Because FLOSS is handy, isn’t it?

Bandwidth shaping made easy with Trickle

Posted by isilanes on February 24, 2007

I have recently downgraded the bandwidth of my internet connection, switching to a flat rate (previously I had a monthly traffic limit, albeit with a wider bandwidth). This means that now I can download to my heart’s content, but it also means that when doing things like upgrading my Debian OS with aptitude, it eats all of my bandwidth, and I can barely do anything else in the Internet, untill all packages are upgraded.

A similar effect can happen when using p2p software like aMule or KTorrent, but these programs have options to throttle down their bandwidth usage (e.g., set maximum download and upload rates).

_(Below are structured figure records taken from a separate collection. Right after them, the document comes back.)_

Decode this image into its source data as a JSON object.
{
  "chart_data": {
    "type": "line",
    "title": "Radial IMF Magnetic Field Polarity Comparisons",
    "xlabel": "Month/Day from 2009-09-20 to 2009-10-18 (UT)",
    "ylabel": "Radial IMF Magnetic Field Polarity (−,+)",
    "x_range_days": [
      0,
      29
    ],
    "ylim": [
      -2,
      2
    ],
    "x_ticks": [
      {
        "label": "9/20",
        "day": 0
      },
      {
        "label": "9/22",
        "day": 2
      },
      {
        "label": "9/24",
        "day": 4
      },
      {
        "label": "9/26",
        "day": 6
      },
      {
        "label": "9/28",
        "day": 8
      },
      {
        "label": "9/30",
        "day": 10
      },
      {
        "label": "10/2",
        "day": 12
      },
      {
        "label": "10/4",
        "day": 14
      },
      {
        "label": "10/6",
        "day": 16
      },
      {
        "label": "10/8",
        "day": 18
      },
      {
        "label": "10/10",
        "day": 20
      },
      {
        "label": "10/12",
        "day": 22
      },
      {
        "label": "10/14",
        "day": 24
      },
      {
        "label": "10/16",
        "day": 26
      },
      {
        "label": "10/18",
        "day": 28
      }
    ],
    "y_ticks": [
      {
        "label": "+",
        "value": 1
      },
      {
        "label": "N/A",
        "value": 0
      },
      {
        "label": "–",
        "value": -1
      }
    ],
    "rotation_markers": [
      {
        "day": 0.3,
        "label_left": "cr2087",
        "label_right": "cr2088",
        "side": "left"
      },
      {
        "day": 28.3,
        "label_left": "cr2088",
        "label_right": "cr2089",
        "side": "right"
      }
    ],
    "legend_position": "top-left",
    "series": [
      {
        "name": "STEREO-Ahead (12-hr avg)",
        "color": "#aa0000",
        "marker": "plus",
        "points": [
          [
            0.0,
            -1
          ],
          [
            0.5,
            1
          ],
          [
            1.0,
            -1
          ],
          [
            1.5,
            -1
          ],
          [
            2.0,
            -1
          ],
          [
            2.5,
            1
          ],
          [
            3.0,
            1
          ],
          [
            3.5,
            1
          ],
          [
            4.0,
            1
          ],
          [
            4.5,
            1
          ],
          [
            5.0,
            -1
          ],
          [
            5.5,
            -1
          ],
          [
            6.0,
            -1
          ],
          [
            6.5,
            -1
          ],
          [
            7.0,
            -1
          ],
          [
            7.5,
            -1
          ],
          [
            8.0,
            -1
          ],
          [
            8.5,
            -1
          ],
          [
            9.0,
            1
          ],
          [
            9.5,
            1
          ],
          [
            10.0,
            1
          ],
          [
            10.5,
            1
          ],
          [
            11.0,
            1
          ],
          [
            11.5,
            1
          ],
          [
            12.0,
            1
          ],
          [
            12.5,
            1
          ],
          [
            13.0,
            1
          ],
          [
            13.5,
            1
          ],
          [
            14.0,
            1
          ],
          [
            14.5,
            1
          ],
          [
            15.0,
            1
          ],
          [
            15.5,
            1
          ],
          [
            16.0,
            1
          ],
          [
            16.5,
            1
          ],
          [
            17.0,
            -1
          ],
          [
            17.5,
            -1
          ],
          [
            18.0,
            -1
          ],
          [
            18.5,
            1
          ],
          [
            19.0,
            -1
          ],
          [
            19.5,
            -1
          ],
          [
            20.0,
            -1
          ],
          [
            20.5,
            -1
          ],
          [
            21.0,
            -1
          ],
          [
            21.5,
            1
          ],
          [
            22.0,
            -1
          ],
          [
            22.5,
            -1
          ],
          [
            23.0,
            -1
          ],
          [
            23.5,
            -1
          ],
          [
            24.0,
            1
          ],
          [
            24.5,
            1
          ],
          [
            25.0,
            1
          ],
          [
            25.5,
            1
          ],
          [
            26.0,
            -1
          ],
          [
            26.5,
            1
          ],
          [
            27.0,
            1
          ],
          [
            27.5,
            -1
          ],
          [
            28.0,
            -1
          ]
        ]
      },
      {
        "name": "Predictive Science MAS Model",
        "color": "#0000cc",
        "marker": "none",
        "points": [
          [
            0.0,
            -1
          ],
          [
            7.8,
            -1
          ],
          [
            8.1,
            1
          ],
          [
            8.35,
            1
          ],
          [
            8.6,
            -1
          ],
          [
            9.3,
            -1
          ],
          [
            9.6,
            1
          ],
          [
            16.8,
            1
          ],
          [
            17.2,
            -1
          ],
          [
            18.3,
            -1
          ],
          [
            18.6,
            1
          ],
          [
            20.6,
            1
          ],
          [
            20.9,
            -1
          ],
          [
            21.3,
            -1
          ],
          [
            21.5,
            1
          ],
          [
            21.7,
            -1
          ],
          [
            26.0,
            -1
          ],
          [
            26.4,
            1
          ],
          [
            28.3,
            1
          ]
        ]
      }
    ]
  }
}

When dealing with programs that do not have this facility, we can always resort to Trickle, which can set arbitrary limits to any program it is used with. For example:

% trickle -d 20 aptitude upgrade

will run aptitude upgrade as usual, but with a maximum download rate of 20 kB/s. Note: aptitude usually spawns two processes (downloads files in couples, not one by one), and the limit imposed by trickle is applied to each process, so the used download bandwidth will be double that specified in the command line. Or, in other words, if you want aptitude to use X bandwidth, execute:

% trickle -d X/2 aptitude upgrade


2 Responses to “Bandwidth shaping made easy with Trickle”

  1. sylvainulg said

    hmm … nice thing to have. I think i shall use it more often than rsync -bwlimit ^_^

    btw, does it allow one to limit bandwidth a posteriori just like you can “renice -p 12345” ? can you “retrickle -p 12345 -bw 10K” ?

  2. Iñaki Silanes said

    AFAIK, you can’t. A dirty solution is to stop a transfer, and continue it with trickle… but sometimes it might be impossible/uncomfortable.